In May–June 2019, smoke plumes from wildfires in Alberta, Canada, were advected all the way to
Europe. To analyze the evolution of the plumes and to estimate the amount of smoke aerosols transported to
Europe, retrievals from the spaceborne lidar CALIOP (Cloud-Aerosol LIdar with Orthogonal Polarization) were
used. The plumes were located with the help of a trajectory analysis, and the masses of smoke aerosols were
retrieved from the CALIOP observations. The accuracy of the CALIOP mass retrievals was compared with the
accuracy of ground-based lidars/ceilometer near the source in North America and after the long-range transport in Europe. Overall, CALIOP and the ground-based lidars/ceilometer produced comparable results.
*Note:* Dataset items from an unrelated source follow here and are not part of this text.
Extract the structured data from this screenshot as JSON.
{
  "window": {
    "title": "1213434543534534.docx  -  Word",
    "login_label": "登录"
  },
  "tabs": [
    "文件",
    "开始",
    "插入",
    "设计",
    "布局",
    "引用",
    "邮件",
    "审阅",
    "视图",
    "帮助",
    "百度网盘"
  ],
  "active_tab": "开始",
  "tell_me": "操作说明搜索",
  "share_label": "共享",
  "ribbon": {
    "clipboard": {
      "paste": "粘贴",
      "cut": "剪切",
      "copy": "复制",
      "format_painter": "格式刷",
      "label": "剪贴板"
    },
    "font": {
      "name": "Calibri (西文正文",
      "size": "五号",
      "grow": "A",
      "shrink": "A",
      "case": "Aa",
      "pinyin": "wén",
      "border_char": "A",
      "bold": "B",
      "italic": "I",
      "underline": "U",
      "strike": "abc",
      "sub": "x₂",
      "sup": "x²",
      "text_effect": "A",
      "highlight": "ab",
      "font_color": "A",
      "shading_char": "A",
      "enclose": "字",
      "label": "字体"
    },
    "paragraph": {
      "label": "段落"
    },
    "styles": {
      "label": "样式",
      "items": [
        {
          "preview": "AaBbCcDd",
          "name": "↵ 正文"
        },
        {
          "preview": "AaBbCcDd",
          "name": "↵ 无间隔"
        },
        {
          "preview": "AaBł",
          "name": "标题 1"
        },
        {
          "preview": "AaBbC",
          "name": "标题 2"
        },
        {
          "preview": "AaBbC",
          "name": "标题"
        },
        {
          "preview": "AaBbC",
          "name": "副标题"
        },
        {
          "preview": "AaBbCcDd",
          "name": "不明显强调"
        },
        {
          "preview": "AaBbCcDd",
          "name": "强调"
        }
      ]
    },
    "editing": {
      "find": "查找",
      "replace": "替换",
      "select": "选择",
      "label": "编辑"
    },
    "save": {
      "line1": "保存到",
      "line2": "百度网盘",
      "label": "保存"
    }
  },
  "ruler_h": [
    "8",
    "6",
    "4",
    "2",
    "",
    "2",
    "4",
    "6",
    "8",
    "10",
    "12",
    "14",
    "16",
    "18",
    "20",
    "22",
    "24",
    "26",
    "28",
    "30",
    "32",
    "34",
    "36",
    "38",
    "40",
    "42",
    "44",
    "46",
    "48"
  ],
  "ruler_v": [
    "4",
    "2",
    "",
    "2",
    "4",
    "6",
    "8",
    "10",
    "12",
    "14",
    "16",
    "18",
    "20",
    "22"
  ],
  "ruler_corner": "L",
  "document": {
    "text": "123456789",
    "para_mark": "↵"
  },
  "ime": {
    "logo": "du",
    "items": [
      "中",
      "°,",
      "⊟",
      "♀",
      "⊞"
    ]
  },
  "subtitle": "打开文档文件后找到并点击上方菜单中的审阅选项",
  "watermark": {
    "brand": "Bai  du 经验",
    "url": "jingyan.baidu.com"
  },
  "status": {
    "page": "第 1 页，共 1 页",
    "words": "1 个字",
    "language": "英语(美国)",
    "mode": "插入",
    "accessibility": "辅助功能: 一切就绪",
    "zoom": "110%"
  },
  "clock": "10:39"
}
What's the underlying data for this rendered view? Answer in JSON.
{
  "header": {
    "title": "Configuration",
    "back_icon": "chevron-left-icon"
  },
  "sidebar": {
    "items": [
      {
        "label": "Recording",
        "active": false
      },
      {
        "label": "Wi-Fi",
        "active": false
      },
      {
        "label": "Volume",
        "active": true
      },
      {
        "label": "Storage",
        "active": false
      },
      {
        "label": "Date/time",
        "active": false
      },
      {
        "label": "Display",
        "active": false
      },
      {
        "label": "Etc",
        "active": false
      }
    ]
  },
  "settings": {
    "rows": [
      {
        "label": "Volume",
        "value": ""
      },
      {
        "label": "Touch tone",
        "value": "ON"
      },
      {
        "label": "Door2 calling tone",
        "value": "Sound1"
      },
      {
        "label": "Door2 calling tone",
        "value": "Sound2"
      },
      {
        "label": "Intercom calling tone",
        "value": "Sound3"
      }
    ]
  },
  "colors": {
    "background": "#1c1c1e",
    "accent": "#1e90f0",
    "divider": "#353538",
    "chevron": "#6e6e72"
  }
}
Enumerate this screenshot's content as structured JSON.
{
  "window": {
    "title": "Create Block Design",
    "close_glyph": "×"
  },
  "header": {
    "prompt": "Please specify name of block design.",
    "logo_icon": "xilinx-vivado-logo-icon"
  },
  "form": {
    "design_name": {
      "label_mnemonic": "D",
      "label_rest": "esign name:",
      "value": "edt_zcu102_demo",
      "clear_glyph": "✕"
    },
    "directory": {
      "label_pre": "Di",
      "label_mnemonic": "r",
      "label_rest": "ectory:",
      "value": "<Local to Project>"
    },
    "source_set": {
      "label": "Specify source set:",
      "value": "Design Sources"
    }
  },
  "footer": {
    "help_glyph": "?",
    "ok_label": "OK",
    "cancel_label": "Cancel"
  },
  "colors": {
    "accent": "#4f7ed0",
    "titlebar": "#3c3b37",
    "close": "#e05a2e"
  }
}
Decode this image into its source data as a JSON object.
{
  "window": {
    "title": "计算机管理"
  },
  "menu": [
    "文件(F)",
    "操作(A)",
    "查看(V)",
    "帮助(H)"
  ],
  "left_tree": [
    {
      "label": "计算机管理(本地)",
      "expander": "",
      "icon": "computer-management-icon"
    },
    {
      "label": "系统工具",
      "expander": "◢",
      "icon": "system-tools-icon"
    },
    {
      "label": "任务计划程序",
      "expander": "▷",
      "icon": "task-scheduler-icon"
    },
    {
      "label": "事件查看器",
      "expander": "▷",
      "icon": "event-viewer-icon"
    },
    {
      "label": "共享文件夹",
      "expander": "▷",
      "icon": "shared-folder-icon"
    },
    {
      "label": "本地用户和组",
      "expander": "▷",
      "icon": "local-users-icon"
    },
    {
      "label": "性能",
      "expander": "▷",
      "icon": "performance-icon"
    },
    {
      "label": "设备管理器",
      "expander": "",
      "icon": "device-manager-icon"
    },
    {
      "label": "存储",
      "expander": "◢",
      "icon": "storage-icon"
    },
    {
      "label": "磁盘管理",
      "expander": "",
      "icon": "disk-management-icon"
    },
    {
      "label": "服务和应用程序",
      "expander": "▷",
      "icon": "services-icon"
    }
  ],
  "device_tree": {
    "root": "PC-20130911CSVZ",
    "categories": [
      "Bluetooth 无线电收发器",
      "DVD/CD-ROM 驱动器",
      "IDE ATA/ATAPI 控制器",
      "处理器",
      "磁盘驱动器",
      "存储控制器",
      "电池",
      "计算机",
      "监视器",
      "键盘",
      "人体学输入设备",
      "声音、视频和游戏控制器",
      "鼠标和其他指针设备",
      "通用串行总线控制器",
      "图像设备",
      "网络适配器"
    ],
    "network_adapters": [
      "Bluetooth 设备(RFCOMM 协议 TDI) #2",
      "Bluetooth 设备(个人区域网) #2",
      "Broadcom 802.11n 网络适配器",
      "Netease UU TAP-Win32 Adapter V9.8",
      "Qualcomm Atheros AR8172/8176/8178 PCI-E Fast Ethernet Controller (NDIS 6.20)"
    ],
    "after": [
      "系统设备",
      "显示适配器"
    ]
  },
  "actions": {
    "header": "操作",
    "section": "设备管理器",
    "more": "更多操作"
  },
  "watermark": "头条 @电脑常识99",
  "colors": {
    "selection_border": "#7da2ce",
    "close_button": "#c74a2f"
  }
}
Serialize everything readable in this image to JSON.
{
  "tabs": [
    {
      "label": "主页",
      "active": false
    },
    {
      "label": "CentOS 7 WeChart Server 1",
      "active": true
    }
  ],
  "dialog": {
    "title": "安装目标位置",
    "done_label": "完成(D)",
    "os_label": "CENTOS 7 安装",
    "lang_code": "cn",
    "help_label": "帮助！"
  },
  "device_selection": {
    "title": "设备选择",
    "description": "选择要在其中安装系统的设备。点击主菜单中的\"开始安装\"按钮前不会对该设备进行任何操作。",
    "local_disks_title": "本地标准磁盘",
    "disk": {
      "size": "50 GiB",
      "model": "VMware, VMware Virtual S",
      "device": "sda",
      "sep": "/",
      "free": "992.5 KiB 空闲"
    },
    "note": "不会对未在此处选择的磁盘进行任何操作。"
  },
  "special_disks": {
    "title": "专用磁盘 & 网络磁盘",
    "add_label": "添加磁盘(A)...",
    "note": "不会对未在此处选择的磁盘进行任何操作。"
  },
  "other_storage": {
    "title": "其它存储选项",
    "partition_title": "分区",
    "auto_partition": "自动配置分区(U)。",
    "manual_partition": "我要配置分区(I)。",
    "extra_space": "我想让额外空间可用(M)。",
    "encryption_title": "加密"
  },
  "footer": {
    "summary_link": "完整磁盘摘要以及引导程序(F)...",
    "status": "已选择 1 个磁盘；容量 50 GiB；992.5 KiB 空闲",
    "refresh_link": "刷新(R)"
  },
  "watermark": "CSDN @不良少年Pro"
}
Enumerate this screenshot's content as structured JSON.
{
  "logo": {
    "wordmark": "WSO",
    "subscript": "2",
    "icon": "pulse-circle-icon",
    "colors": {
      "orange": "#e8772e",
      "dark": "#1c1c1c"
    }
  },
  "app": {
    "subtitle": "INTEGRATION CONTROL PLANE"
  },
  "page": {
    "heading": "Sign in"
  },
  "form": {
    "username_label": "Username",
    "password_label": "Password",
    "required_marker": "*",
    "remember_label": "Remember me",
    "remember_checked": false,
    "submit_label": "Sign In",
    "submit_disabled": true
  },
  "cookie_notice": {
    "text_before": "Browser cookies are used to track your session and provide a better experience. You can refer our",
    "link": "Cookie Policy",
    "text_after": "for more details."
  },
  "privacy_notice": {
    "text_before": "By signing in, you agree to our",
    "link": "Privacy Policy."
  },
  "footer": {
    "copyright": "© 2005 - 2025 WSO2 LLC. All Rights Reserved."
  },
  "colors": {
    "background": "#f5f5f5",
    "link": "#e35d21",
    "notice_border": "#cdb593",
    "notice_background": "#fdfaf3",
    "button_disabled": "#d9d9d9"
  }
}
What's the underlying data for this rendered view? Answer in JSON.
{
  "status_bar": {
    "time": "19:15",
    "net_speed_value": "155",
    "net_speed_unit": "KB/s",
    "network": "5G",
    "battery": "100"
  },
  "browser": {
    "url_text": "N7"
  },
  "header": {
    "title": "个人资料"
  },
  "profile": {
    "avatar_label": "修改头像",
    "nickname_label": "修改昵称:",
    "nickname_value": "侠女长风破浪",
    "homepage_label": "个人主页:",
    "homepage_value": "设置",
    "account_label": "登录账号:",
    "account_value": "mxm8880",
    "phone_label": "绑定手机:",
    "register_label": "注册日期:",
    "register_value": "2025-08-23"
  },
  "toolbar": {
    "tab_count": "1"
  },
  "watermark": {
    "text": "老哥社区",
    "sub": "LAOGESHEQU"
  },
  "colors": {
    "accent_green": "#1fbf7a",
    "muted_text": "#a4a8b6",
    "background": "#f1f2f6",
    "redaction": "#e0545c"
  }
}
Over North America the CALIOP layer mean mass was 30% smaller than the ground-based estimates, whereas over southern Europe that difference varied between 12% and 43 %. Finally, the CALIOP mass retrievals were compared with simulated aerosol concentrations from two reanalysis models: MERRA-2 (Modern-Era Retrospective analysis for Research and Applications, Version 2) and CAMS (Copernicus Atmospheric Monitoring System). The simulated total column aerosol optical depths (AODs) and the total column mass concentration of smoke agreed quite well with CALIOP observations, but the comparison of the layer mass concentration of smoke showed significant discrepancies. The amount of smoke aerosols in the model simulations was consistently smaller than in the CALIOP retrievals. These results highlight the limitations of such models and more specifically their limitation to reproduce properly the smoke vertical distribution. They indicate that CALIOP is a useful tool monitoring smoke plumes over secluded areas, whereas reanalysis models have difficulties in representing the aerosol mass in these plumes. This study shows the advantages of spaceborne aerosol lidars, e.g., being of paramount importance to monitor smoke plumes, and reveals the urgent need of future lidar missions in space.